He went to the saddle-bags, got the necessary papers—the receipt and deed—and placed them securely in the inner breast pocket of his buckskin tunic.
"You no gettee on holse an' lide such night as deez coz it was so muchee stolmy?" said Wah Shin when he saw Sam getting out his saddle, bridle and rifle.
"I must get to Hurley's Gulch before another day," was the resolute reply, "if I have to go there on my hands and knees."
"But you cannot go to-night," protested Ulna. "Come and see the danger."
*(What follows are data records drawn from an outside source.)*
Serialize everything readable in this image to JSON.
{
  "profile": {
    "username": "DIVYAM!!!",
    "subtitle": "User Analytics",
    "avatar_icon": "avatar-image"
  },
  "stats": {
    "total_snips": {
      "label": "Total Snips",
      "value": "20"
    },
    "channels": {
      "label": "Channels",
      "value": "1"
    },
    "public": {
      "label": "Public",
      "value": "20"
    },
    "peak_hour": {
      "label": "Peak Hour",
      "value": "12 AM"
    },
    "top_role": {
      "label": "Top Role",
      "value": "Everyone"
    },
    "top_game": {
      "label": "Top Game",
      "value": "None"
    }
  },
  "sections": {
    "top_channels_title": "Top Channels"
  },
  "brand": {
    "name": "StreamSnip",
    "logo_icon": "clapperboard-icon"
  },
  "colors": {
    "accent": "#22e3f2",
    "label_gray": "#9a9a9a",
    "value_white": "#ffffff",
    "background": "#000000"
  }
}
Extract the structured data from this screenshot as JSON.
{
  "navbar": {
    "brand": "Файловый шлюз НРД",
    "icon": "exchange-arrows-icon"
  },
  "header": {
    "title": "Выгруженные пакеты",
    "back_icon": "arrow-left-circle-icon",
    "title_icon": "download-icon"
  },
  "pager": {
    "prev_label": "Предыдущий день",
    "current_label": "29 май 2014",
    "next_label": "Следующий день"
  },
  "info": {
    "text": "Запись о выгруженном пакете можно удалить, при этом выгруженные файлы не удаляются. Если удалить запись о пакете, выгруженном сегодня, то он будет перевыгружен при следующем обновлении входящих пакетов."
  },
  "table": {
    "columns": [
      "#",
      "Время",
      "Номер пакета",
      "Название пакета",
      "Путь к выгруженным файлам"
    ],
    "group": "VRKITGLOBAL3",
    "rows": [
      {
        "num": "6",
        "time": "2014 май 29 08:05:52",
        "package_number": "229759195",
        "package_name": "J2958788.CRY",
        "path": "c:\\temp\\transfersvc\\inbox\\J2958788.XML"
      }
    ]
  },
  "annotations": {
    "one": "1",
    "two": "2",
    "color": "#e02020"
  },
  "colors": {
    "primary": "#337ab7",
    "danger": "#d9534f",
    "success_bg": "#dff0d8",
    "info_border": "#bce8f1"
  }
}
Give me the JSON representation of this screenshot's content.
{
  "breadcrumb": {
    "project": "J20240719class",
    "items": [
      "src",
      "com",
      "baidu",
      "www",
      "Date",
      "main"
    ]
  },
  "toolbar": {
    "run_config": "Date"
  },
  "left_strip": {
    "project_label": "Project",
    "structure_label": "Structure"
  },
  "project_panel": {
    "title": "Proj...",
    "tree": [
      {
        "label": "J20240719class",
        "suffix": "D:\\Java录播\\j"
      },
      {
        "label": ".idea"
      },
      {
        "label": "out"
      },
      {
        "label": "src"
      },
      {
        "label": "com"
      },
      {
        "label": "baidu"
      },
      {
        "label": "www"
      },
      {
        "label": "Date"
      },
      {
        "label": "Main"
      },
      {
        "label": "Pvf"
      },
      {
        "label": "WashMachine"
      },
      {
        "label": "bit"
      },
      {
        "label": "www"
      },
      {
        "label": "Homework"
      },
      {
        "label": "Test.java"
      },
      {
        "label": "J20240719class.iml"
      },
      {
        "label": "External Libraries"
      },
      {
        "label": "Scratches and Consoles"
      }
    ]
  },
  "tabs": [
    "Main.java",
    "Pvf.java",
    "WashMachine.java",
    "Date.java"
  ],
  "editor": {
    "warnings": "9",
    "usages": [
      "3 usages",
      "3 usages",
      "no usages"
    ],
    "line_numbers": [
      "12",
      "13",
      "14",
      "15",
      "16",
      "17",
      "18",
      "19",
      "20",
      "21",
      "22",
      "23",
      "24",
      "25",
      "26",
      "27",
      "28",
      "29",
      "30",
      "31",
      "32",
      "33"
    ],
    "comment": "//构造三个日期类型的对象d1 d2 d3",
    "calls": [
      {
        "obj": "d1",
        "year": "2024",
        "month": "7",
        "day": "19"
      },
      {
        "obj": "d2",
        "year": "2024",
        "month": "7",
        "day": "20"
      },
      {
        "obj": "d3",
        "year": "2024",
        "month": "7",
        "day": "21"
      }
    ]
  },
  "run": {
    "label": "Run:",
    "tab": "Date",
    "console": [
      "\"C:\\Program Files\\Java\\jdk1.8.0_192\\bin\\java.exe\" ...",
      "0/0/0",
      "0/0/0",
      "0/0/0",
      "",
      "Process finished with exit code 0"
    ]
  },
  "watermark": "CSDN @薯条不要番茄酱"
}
He took Sam by the arm and led him out to the plateau before the entrance to the cave.
It has been said that it but seldom rains in this land, but when it does the watery torrents come down with a continued fury, of which the dwellers in more favored climes can have only the faintest conception.
The bare rocks refuse to absorb the rain as it falls, and so the ever-accumulating waters sweep into the cañons and fill the narrow beds between the precipitous banks with wild torrents, that must be once seen before an adequate idea can be formed of the tremendous and seemingly irresistible power of water in action.
The four occupants of the caves, all fine types of four human races, went out to the plateau.
The light, streaming through the cave opening, cut across the inky blackness of the cañon like a solid yellow shaft, that made the surrounding darkness more impenetrable.
Laden with sheets rather than drops of rain, the wind swept down the ravine with a force that threatened to tear the observers from the rocks and hurl them into the seething torrent.